Johnson didn't want to face the bitterness and anger that was hounding him everywhere he went:

"Hey, Hey LBJ, How many kids did you kill today?"

(Can't imagine crowds today chanting that every time the president appears.) Robert Kennedy announced his candidacy for president on March 16th. McCarthy's supporters called Kennedy ruthless and calculating for letting McCarthy take the major political risks. Banners appeared with slogans like "Bobby Kennedy: Hawk, Dove or Chicken?" McCarthy was the Change candidate and promised to get us out of the war and transform the way politics was practiced. Bobby Kennedy represented the establishment's candidate to many students; to others, he represented the candidate that could win. Following Johnson's exit, Vice President Humphrey entered the race and managed to avoid the primaries -- (or was) too late to enter them -- instead concentrating on winning over unelected delegates. Surely enough, after RFK was assassinated, Humphrey beat George McGovern, who took RFK's place after he was killed, for the nomination in August without a single primary under his belt.

1968 was a heady time.

All over the world, students were angry and challenging authority.

It was the time of the Prague Spring and, later that summer in Czechoslovakia, there were more demonstrations against Russian troops. There were also demonstrations in Poland (against Soviet domination), France (against the Algerian war), and Mexico (against a feudal ruling class), to name a few. But the real legacy of the '68 turmoil was the idea that young people and students had the obligation to challenge authority, to question assumptions... and could succeed.

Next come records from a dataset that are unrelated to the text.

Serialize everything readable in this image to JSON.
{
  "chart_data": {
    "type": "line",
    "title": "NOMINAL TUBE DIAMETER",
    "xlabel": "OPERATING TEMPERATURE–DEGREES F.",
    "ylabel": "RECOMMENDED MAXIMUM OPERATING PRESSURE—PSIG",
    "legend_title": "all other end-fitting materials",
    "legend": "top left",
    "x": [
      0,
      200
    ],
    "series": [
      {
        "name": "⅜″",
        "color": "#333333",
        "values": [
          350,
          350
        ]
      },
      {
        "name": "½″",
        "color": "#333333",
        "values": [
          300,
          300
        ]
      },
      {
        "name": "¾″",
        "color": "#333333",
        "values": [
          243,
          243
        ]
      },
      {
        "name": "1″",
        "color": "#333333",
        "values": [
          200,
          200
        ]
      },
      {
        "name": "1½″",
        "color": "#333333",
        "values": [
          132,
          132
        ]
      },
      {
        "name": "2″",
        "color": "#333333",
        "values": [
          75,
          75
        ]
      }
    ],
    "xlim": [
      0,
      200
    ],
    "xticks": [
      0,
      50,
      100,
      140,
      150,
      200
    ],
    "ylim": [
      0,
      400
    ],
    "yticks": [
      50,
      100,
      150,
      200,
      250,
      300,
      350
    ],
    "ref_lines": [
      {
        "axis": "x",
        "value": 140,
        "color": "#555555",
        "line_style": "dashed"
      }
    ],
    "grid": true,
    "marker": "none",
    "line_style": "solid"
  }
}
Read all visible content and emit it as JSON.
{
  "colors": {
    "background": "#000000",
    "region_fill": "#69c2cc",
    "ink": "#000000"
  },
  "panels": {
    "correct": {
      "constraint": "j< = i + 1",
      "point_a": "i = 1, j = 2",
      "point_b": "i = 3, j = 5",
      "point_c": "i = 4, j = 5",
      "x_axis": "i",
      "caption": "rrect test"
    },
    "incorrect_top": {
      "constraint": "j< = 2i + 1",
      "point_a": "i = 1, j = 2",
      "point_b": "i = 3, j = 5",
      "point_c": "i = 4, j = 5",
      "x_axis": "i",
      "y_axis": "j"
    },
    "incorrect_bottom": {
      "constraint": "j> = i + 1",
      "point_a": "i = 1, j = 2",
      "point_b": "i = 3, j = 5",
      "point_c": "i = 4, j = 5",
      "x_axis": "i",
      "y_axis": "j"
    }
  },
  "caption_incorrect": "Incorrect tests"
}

We drew strength from Robert F. Kennedy's words when he told us, "Let us not have tired answers."

This spirit of questioning and change from the Civil Rights movement and the sixties taught every succeeding generation of students and young people that they must speak truth to power. That it is their civic duty.

The women's movement, the environmental movement, the Civil Rights movement, and the current anti Iraq War movement have all built on this legacy of questioning what is.

This attitude was a radical departure from the complacency of those students who grew up during World War II and the Fifties, when challenging authority was out of the question.

That spring, we didn't entirely change the world, but at least we tried. I am proud that we did.